Slogan "The Hit Music Channel"
Frequency 106.1 MHz
First air date Unknown at this time
Format Rhythmic CHR
ERP 69,000 watts
Class C1
Owner Cumulus Media
(Cumulus Licensing, LLC)
Sister stations KBBM, KBXR, KFRU, KJMO, KLIK, KPLA
Website q1061.com

KOQL "Q 106.1" is a Top 40-formatted station owned by Cumulus Media. The station broadcasts from Columbia, Missouri, with an ERP of 69,000 kW. The station serves Central Missouri. Its transmitter is located about 20 miles west of Jefferson City.

The station, at times, leans towards a rhythmic-type format and plays a lot of the older songs. The station is currently ranked third in the market. Following KTXY's slippage in the ratings, Q106.1 is the number-one hit music station in the area.

Contents

Slogans

Like most radio stations Q 106.1 uses a variety of slogans. There are three slogans used on-air. The official slogan as reported by Cumulus Media is "The Hit Music Channel." Many radio stations choose to identify themselves as a "channel" in markets where people have become familiar with using the word "channel" when discussing television. The Columbia/Jefferson City market has a large amount of media and is especially saturated with television media.
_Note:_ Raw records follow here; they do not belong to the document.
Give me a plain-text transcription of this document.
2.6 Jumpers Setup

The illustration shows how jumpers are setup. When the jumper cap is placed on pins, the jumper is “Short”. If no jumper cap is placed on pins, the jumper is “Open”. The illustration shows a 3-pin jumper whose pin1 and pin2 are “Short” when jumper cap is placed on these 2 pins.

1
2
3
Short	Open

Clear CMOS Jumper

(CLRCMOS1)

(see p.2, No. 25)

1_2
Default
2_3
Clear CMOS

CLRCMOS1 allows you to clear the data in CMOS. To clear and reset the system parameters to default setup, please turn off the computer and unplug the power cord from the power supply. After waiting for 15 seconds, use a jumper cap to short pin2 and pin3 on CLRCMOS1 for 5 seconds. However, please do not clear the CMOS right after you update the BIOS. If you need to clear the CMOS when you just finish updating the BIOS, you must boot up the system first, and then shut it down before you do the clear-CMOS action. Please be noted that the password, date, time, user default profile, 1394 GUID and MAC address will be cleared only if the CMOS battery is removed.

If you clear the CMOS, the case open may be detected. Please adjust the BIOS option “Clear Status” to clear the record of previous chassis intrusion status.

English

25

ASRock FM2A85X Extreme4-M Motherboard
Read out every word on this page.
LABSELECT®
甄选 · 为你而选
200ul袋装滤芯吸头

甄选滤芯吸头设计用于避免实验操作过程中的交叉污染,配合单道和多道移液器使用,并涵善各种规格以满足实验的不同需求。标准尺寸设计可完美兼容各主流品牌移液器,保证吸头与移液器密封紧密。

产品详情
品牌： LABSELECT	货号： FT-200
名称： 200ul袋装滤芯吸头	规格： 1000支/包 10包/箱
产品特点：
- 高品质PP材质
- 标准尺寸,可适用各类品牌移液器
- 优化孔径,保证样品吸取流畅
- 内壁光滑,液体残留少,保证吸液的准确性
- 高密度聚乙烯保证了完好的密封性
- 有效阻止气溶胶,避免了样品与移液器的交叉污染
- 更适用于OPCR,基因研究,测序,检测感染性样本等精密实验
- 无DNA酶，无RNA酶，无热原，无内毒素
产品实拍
Most residents in the area refer to their TV station as "Channel 8," "Channel 13," etc. To better compete with television in general, KOQL has begun to call itself a "channel" rather than a "radio station."

The station also uses the following slogans:

  • "Your 20 in-a-row hit music channel"
  • "All the hits"

FCC Violation

On March 21, 2003, from 8:10 a.m. to 8:15 a.m., former morning show hosts Cosmo & JC aired a prank phone call between the radio station and Life Crisis Services, a gambling addiction hot line. The FCC complaint stated that the radio station personality pretended to have a legitimate gambling problem. Once the representative from Life Crisis realized it was a prank phone call, she hung up.

The station did not inform the hot line the call was for broadcast, which is a violation of Federal Communication Commission (FCC) law Section 73.1206. On April 4, 2003, Mid-Missouri Broadcasting made an official on-air apology to Life Crisis and provided a link on its website for its services, but even so, on November 23, 2004, the FCC fined Mid-Missouri Broadcasting $4000.

Mid-Missouri Broadcasting later sold the station along with others to Cumulus Media.